I wanted an easy way to see just the relevant bits so this weekend I knocked up a quick Seesmic plugin that uses a Bayesian filter to analyze each Tweet and score it for relevance. You can right click on any Tweet to say “Relevant” or “Not relevant” and it soon learns to categorize tweets using a red - green color dot and a score. There’s a cut-off value too below which it simply hides the Tweet (but for the screen-shot I turned this off).
The Seesmic API was easy to learn (if somewhat lacking in documentation and complete working examples). The Visual Studio Templates provided by Tim Heuer came in handy too. The Managed Extensibility Framework made it very easy to write the plug-in - I just wish Seesmic could auto re-load it each time you drop a new version in there. Restarting Seesmic each time was annoying and caused Twitter to rate-limit me more than once.

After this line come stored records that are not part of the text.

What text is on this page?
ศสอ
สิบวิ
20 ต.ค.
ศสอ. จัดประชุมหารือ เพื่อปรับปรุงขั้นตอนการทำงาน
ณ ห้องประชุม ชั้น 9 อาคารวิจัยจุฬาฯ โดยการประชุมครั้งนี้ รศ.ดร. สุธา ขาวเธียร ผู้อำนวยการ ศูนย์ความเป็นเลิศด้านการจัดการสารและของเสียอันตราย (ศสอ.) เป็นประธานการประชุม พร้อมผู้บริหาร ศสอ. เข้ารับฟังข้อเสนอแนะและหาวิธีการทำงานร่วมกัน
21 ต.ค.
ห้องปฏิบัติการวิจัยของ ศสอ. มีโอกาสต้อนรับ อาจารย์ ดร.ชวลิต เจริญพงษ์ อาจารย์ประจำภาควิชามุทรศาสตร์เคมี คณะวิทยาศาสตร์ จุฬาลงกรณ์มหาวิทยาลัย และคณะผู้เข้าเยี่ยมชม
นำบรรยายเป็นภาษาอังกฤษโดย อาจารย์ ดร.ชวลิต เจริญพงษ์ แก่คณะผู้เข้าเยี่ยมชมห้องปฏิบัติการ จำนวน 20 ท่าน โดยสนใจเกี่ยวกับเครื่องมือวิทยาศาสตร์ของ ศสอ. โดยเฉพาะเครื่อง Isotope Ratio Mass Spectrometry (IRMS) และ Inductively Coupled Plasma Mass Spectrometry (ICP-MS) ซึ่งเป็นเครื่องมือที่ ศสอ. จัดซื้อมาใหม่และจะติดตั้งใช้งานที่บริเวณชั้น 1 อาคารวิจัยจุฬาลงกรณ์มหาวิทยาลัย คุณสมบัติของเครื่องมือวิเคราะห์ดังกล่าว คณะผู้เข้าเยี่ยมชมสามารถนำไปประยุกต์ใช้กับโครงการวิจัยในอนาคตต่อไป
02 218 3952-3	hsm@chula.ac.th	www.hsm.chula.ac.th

Information about what you like and don’t like is stored in IsolatedStorage in a simple flat file. The file is reloaded on startup and the probabilities for each word are recalculated.
If I get time and if there’s sufficient interest I might take this a bit further but for now I’m happy to have less to read.
[Apologies to anyone who is red-dotted in the screen-shot, I’m sure you have lots of good Tweets too which is why I’m following you, I just happened upon this one which is noise to me.]
Mon Sep 20 2010 19:39:40 GMT-0700 (Pacific Daylight Time)